But First, Iterate

Or how to not shoot yourself in the foot

Conventional startup wisdom would tell us that ossifying a product idea before iterating based on feedback is obviously a losing strategy. All startups progress from idea to mvp to product and then improve or change drastically based on feedback from users and the market. Even the best product ideas are incomplete and can only be made good after taking into account loads of user feedback. I am a firm believer that it is the act of going to market that unlocks the potential for a product to achieve product market fit. Everything else before that is just practice.

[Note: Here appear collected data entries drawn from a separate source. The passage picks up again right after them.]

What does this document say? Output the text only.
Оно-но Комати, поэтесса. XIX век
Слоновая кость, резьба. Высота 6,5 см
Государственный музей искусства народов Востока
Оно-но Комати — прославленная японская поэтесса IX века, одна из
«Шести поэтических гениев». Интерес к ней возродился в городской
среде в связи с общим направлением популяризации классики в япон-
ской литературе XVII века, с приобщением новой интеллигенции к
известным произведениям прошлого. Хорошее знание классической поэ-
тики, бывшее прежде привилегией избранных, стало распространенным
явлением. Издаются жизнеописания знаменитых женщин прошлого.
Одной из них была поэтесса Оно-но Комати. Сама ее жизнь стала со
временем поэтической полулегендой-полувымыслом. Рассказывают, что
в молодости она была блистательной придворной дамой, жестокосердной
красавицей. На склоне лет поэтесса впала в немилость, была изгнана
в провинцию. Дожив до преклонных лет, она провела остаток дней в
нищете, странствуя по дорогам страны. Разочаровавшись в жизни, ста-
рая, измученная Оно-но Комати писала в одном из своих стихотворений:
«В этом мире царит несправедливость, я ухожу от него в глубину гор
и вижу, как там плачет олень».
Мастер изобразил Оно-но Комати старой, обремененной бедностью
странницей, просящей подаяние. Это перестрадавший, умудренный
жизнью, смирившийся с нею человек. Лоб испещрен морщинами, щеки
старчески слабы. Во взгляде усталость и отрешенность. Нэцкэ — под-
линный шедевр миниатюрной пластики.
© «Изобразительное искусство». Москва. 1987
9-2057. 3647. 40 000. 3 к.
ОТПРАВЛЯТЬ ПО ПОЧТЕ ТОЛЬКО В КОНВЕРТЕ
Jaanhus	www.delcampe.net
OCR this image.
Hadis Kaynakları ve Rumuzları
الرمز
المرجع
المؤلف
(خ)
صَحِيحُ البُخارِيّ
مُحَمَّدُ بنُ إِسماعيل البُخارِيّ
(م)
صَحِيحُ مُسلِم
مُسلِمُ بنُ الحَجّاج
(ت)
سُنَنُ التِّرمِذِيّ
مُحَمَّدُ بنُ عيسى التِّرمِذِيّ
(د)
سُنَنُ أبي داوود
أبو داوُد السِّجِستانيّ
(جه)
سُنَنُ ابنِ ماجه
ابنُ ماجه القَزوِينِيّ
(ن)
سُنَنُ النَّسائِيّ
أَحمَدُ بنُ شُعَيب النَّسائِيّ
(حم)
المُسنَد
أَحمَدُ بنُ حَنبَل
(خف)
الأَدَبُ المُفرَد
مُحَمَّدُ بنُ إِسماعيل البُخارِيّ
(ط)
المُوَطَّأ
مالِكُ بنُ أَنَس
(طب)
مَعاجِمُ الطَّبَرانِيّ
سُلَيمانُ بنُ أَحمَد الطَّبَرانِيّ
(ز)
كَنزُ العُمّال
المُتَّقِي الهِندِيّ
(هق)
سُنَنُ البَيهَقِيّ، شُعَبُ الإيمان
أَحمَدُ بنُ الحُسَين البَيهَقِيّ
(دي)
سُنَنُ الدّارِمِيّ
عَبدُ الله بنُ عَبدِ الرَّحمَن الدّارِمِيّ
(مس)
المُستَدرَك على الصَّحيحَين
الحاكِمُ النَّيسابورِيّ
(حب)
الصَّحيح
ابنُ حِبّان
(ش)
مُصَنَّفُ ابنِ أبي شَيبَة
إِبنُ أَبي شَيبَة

In the crypto community, we hold core values such as decentralization, permissionlessness, and immutability. These are critically important, but I fear that we focus too much on how products should exist in their end state and not how to make great products in the first place. Demanding that all crypto products be built decentralized, permissionless, and immutable from the start makes it more difficult to build useful products. It presumes that we know exactly which products should exist on crypto rails, their exact form factor, and how to bring them to market. This thinking is dangerous and translates to an early stage product culture where we ossify before we iterate. Start with a whitepaper and work toward a product. Nerd snipe the researchers, then build for users. But in practice this is not how good products are built.

It’s a mistake to look at the success of early crypto protocols like Uniswap or Compound and think it’s canon to build products that way. They are outliers. Products don’t gain traction in a straight line. Sometimes the core product is not interesting to users. Sometimes a particular feature leads to a brilliant insight. Sometimes you uncover a series of dead ends and never find anything that sticks because you’re too early or too late. There is only one way to find out.

In the early days of Zora we fell into the trap of ossifying too early and it slowed us down. We spent weeks designing our ideal nft marketplace protocol and then months writing, testing, and auditing the contracts and building all of the middleware on top to support its launch. All in, it took six months to ship V1 on mainnet. Shortly after launch we discovered numerous improvements to be made and started another six month crusade for V2. From the time we started on V1 to the time we completed V2, the market looked vastly different and our ideas had not been well validated. Only later in trying to increase the top of funnel for the Zora Marketplace did we stumble upon the open editions product, where it turns out there was PMF and is now the basis for all Zora products. 

To help teams learn from some of the mistakes I’ve made and still see others make, here are a few simple ideas on how to iterate faster in the early stages of crypto product development.

  1. Do more things offchain. The more of your product you decide to put onchain the more costly it will be to build and use your product. For most engineers, the crypto stack is unfamiliar. Building custom smart contracts requires fixed costs in writing, testing, auditing, and deploying new code. But also, putting more logic onchain will simply cost more for your users to use your application. Of course there are many benefits to putting things onchain. So If you must do things onchain, keep it to hardened contracts to minimize scope creep. Examples of applications that have executed well on this approach are Farcaster, Blackbird, and Hivemapper.

  2. Use technology that’s available today, not what’s promised in the future. It’s easy to get excited about the latest “endgame” research topic and want to incorporate that into your strategy and product roadmap. But most research is years away from production use. It’s far more strategic to build software that allows your product to adopt a new technology when it’s ready than it is to wait for the technology to arrive. I’ve yet to see “endgame” research translate to product experience benefits to the user. A good example of this in practice is the competitive dynamics between Optimistic and ZK rollups. With the first mover advantage that Optimism and Arbitrum have, it’s been challenging for Polygon Zero, Zksync, and soon Scroll to differentiate. A rollup with faster withdrawal times, just might not be enough to a.) encourage developers to build first party apps and b.) cause users to churn from apps on optimistic rollups. The longer you wait to bring a technology to market, the more differentiation matters!

  3. Focus on your onboarding experience. It’s not a hot take to say that user onboarding is still the primary issue for usage of crypto products. That’s not to say if you fix onboarding you will magically get usage for your application. But web2 like onboarding experiences will improve the top of the funnel for your product and allow you to build a healthier user funnel to get more robust feedback. Embedded wallets, L2s, stablecoins, and better onramping solutions will help tremendously here! 

  4. Ruthlessly engage with your users. Many crypto teams don’t even know who their users are. I am not sure if anyone knows who is LPing in some of the largest Uniswap Pools. This is one of the double edged swords of building onchain. But it is not a good excuse. Gathering, prioritizing, and incorporating user feedback is required to build great products. Teams that do this best well have products that stand out from their competitors because they’re building explicitly for their users’ needs.